By isolating evocative Disney images, removing them from context and looping them over and over, what Disneywave effectively accomplishes is to capture and preserve little bubbles of the so-called Disney magic; to freeze them in time, impervious to any form of change or progression, and let them run on for infinity (and beyond?). I would propose that the allure of such videos lies in their own curious duality - the thin line they straddle between a sincere embracing of this yearning for an untainted state of youthful bliss and an awareness of the regressive line of thought that accompanies our cultural fixation with the past. There's a certain obstinance in the way in which these videos sever these individual moments from the bugbears of narrative and character trajectory and keep them suspended in their own parallel universes, in which the subjects are unable to move past a solitary moment. The videos are charming in their constancy, and yet their monotony is suggestive of its own existential nightmare, an entrapment in an imagined past that doesn't so much as transcend time as quietly numb us to the process of time altogether. We may think we're gazing into a window of our bygone youth, but really we're stuck in a time loop of our own making, as we endeavor to recreate a past that never was while remaining firmly entrenched in the same consumerist plane we never left.

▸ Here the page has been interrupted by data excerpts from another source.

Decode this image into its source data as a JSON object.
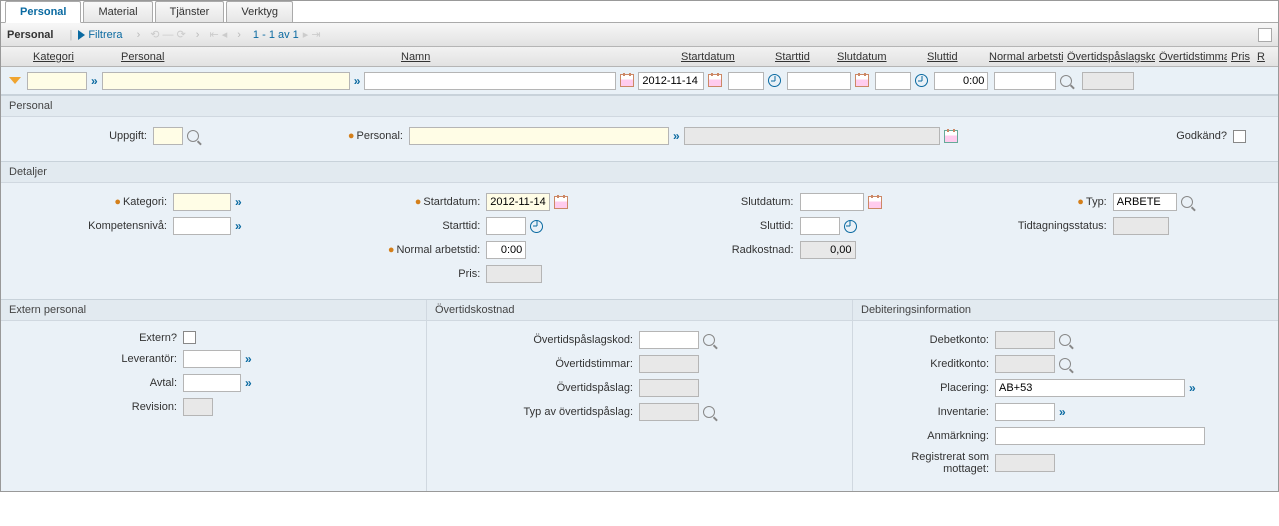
{
  "tabs": [
    "Personal",
    "Material",
    "Tjänster",
    "Verktyg"
  ],
  "toolbar": {
    "title": "Personal",
    "filter": "Filtrera",
    "paging": "1 - 1 av 1"
  },
  "columns": {
    "kategori": "Kategori",
    "personal": "Personal",
    "namn": "Namn",
    "startdatum": "Startdatum",
    "starttid": "Starttid",
    "slutdatum": "Slutdatum",
    "sluttid": "Sluttid",
    "normal": "Normal arbetstid",
    "otkod": "Övertidspåslagskod",
    "ottimmar": "Övertidstimmar",
    "pris": "Pris",
    "r": "R"
  },
  "filter": {
    "startdatum": "2012-11-14",
    "normal": "0:00"
  },
  "sections": {
    "personal": "Personal",
    "detaljer": "Detaljer",
    "extern": "Extern personal",
    "overtid": "Övertidskostnad",
    "debit": "Debiteringsinformation"
  },
  "labels": {
    "uppgift": "Uppgift:",
    "personal": "Personal:",
    "godkand": "Godkänd?",
    "kategori": "Kategori:",
    "kompetens": "Kompetensnivå:",
    "startdatum": "Startdatum:",
    "starttid": "Starttid:",
    "normal": "Normal arbetstid:",
    "pris": "Pris:",
    "slutdatum": "Slutdatum:",
    "sluttid": "Sluttid:",
    "radkostnad": "Radkostnad:",
    "typ": "Typ:",
    "tidtagning": "Tidtagningsstatus:",
    "extern": "Extern?",
    "leverantor": "Leverantör:",
    "avtal": "Avtal:",
    "revision": "Revision:",
    "otkod": "Övertidspåslagskod:",
    "ottimmar": "Övertidstimmar:",
    "otpaslag": "Övertidspåslag:",
    "ottyp": "Typ av övertidspåslag:",
    "debetkonto": "Debetkonto:",
    "kreditkonto": "Kreditkonto:",
    "placering": "Placering:",
    "inventarie": "Inventarie:",
    "anmarkning": "Anmärkning:",
    "registrerat": "Registrerat som mottaget:"
  },
  "values": {
    "startdatum": "2012-11-14",
    "normal": "0:00",
    "radkostnad": "0,00",
    "typ": "ARBETE",
    "placering": "AB+53"
  }
}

One Disneywave video that does not conform to this model is "D I S N E Y W A V E" by kristopher hori. Instead, a promotional video for Disneyland (more specifically, the Disneyland Fun VHS released as part of the Disney Sing-Along Songs series in 1990) is given the vaporwave treatment, an ethereal makeover that simultaneously acknowledges the eye-popping surrealness of the Disneyland experience and the banalities of its manufactured joy (it self-describes as "The Happiest Place on Earth", although the thing we all know about happiness is that when it's enforced it becomes anything but). The video seems designed to transport us to yet another haven of lost childhood bliss, one with a heavy aura of both strangeness and artifice; so persuasive is the imagery that we immediately find ourselves reminiscing about our own childhood visits to Disneyland, irrespective of whether or not such a trip ever featured in our personal histories - and if we were fortunate enough to have gone, we end up pondering how much of that visit we merely imagined, as it flickers and blurs with the Disneyland of cultural ideal. What makes Disneywave as a whole so fascinating is the obvious reverence it has for the special place that Disney holds within all our hearts, as it demonstrates the power in evoking that place as a means of striking us at our most vulnerable.


PS: While scouring the Disneywave videos currently on YouTube I also discovered that Donkey Kong Wave is a thing. What that's all about I have yet to investigate.